Still, there’s some evidence that the market calm of past years may be ending. Trillions of dollars were erased from global stocks in early February when a sudden surge in volatility surprised investors who were betting that central-bank money printing would keep markets calm. The wild ride resumed in May when political turmoil in Italy sparked a selloff, and continued into this month amid trade stress between the world’s biggest economic powers.
“A number of managers missed out the last bull market and got sidelined,” said Nicolas Roth, head of alternative assets at Geneva-based investment firm Reyl & Cie. “They are now betting on a correction as an attempt to generate hefty performance should something happen.”

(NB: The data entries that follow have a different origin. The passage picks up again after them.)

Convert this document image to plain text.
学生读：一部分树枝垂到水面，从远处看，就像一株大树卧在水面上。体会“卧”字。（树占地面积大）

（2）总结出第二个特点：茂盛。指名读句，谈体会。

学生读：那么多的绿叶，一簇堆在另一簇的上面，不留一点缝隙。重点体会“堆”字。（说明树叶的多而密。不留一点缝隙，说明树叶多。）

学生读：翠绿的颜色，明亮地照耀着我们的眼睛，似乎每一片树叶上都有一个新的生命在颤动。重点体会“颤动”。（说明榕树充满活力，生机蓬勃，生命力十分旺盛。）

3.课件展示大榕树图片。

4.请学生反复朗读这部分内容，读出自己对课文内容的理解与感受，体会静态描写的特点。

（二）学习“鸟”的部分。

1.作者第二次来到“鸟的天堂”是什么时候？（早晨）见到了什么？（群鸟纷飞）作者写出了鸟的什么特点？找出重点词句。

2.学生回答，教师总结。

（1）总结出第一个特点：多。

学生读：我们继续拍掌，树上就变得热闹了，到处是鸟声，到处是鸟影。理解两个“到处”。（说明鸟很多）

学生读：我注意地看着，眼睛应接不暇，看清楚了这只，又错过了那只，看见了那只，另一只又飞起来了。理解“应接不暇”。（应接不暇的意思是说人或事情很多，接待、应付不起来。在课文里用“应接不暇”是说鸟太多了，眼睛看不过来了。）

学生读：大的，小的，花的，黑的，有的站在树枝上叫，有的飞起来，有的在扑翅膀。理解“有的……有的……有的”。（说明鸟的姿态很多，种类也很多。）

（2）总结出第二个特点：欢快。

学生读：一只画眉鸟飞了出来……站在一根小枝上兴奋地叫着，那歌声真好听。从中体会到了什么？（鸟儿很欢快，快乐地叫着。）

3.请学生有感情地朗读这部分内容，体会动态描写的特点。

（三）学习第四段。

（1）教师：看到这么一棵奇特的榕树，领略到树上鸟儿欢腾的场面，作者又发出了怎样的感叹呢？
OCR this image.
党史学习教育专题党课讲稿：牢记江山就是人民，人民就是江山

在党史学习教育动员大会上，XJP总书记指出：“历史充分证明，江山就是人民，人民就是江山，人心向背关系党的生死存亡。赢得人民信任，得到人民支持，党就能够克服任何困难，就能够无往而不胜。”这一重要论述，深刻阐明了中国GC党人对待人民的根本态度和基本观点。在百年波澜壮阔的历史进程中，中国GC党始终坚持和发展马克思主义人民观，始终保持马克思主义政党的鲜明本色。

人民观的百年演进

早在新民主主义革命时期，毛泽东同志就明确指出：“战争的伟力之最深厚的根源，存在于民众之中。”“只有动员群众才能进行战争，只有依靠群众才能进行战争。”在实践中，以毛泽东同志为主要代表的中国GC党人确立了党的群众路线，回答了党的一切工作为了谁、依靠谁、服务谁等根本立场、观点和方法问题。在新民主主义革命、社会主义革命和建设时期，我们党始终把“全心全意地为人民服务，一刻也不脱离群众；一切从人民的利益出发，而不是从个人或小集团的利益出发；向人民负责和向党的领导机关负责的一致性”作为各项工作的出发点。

The chaos in May helped billionaire Alan Howard gain 37 percent in his $2.3 billion hedge fund last month, while his firm’s main money pool added 7.6 percent, its best monthly return since the 2008 financial crisis. Clark’s fund was up 4.3 percent through May this year and Coffey’s returned 3.7 percent during its first two months of trading, according to their newsletters.
Clark, whose firm oversees $1.2 billion, wrote that the current market patterns remind him of 2008, a year his hedge fund surged 31 percent. Margins and valuations are high, while commodities and interest rates are rising. Momentum strategies and exchange traded funds are herding ever more money into assets that worked up to now, such as technology, even as the fundamentals begin to deteriorate, Clark wrote in his letter for May.
“We are so against consensus in so many areas, I am more excited than worried at this point,” he wrote, adding he is sticking with his bearish positions despite two months of losses.
Odey, a vocal critic of central bank policies, cited this evidence for possible troubles ahead: The stocks investors bet against most heavily have risen by almost 30 percent in two months, according to Odey. The correlation between this happening and a market correction within six weeks is more than 80 percent, the hedge-fund manager wrote in his May letter. Odey has made money every month this year.
“The last five years of quantitative easing has floated all assets and all strategies. Investors were rewarded for both inactivity and buying the dip in everything,” Coffey wrote. “That approach will be challenging this year.”